Ideally these test failures should be caught in the CQ.  If the test is flaky in this direction (false positives), the bad CL will go through, and create more work later (build failures, inexperienced sheriffs spending time tracking down the culprits, etc.)  Also confuses the picture of build reliability as we have to keep track of good vs. bad flake.

Also, this test might not notice security violations for a long time (or ever).

I don't think we need to change the kernel in order to run lastcomm.  It may be that we just need to add the acct package (to test images) and run accton early at boot.

I am OK either way but right now I have to advocate for build/infra/sheriffs.



i'm not familiar with lastcomm or how it works.  auditing in the kernel doesn't require modifying the kernel, "just" invoking the audit userland to get the info we want.
Hi Kees, there are actually security issues on this bug, please let us know if you have any comments.

Comment 5 by vapier@chromium.org, Jun 22 2018

in the meantime, we could have security_SandboxedServices poll the boot state until init scripts have quiesced.  perhaps even going as far as waiting for all "tasks" to complete.

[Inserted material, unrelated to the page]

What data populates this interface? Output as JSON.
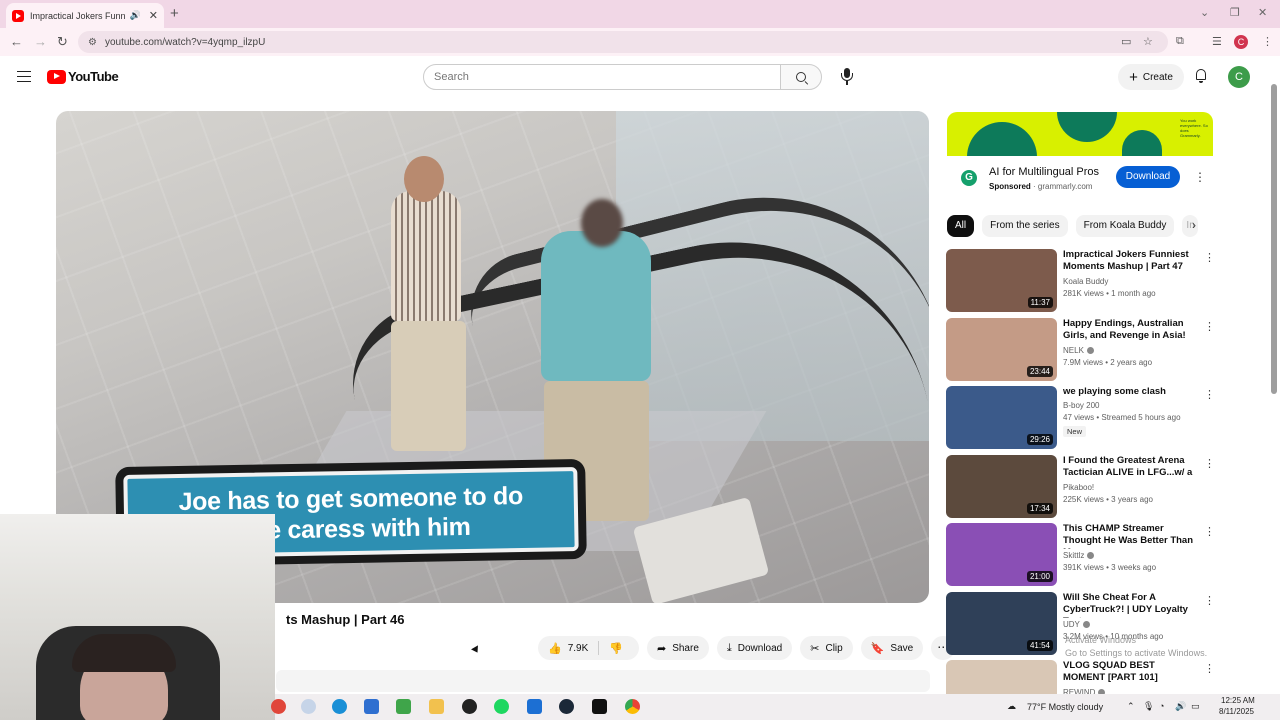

if we simply wait until boot-complete or system-services have finished, there's a number of jobs that kick off in parallel.  for example, crash-boot-collect.conf runs after system-service starts so that it can collect any boot crashes in the background and w/out blocking the UI.  then userfeedback/init/firmware-version.conf will run after that process finishes to collect/cache some feedback related logs.